Good grief! Another day, another Prosper forum drama-bomb.

If these lenders took just half the time they spend bellyaching about the forums, and spent it figuring out how to make better loans, maybe they wouldn't have so much to complain about.

Less forum bellyaching ... more talking moneymaking.

Mike said...

Yeah, yeah.

I'll be getting back to the financial analysis starting tomorrow.

Anonymous said...

Anonymous, why don't you stand up and say who you really are instead of hiding behind "anonymous".

Mike, thanks for your post. Every time I think things are going to start looking up for Prosper, they do something else that is just stupid.

Anonymous said...

I'm not anybody you know. I don't post on the forums, and I don't have a blog.

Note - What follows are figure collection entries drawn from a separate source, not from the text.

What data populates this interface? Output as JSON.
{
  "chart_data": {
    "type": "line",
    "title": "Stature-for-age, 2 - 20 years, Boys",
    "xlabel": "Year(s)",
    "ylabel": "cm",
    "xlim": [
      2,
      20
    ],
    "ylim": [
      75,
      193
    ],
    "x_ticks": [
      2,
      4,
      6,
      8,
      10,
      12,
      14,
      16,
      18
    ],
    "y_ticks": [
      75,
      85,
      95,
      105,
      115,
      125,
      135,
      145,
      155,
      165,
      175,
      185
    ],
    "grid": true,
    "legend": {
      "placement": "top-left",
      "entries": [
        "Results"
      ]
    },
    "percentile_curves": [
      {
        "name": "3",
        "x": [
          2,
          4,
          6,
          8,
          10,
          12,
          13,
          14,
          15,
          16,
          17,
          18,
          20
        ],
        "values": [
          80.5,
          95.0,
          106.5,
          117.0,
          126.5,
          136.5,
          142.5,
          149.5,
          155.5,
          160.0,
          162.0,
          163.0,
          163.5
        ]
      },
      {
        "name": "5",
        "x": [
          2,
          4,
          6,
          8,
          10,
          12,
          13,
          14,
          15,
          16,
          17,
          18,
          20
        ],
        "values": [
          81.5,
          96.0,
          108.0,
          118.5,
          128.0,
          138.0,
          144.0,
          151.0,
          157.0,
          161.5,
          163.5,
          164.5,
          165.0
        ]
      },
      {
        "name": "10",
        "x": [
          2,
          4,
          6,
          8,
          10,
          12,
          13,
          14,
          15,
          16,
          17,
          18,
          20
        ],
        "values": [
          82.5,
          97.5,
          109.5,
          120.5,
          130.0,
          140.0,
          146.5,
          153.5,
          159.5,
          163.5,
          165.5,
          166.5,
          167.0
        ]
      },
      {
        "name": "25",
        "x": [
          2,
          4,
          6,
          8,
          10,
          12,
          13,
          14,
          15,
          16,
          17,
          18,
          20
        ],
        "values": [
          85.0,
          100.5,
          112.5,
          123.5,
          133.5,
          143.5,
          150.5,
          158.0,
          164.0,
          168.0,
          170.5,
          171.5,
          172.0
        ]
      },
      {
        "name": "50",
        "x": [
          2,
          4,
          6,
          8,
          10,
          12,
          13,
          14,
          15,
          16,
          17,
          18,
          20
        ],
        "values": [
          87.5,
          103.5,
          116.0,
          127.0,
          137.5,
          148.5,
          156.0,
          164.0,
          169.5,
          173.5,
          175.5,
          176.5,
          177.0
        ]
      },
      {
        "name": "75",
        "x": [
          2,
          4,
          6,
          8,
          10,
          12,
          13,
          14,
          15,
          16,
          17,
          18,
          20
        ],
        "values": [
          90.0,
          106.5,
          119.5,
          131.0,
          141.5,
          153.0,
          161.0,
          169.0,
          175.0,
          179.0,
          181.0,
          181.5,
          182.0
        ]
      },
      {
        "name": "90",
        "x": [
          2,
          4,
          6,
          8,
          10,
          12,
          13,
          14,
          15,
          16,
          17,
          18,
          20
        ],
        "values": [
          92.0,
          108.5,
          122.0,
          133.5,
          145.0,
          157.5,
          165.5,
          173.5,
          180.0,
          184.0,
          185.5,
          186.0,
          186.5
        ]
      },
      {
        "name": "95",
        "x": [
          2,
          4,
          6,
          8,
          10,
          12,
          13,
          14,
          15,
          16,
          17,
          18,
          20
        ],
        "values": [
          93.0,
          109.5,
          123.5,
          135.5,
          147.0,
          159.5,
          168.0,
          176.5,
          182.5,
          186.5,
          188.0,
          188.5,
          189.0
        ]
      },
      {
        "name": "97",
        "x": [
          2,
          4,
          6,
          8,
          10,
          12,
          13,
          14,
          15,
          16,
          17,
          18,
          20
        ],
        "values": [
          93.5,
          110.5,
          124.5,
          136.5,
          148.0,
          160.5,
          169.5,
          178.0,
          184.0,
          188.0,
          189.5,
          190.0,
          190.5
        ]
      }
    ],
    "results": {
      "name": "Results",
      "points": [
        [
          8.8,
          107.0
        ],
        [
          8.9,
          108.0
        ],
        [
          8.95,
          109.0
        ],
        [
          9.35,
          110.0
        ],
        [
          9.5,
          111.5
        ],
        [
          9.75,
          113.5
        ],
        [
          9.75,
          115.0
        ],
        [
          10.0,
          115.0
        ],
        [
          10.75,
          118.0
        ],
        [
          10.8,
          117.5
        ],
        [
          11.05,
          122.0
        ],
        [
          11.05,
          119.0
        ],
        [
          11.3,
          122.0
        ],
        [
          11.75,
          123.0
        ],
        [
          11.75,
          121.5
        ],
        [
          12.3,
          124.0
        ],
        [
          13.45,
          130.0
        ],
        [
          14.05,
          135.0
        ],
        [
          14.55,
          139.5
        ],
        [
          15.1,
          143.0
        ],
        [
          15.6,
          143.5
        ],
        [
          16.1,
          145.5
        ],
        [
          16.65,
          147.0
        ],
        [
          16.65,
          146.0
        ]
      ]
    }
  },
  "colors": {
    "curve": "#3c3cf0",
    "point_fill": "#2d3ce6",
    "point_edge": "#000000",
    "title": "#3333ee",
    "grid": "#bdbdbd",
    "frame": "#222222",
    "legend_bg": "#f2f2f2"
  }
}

I'm just a relatively new (6 months) Prosper lender looking for ideas on better lending.

Some of the Prosper blogs are occasionally good for that, but the Prosper forums are just for people moaning about how much they are losing on their D, E, and HR loans, and how it's everyone's fault but their own. That and complaining about the forums themselves.

Anonymous said...

The funny thing is, I think I've come up with a system of lending where I could make a decent return without too much effort. Unfortunately, I am seriously questioning Prosper's ability to stay in business long enough for me to see the results of that so I stopped lending. If Prosper would spend time actually improving the site instead of driving away customers, I might have more faith in their site.

Good luck with your lending, anonymous.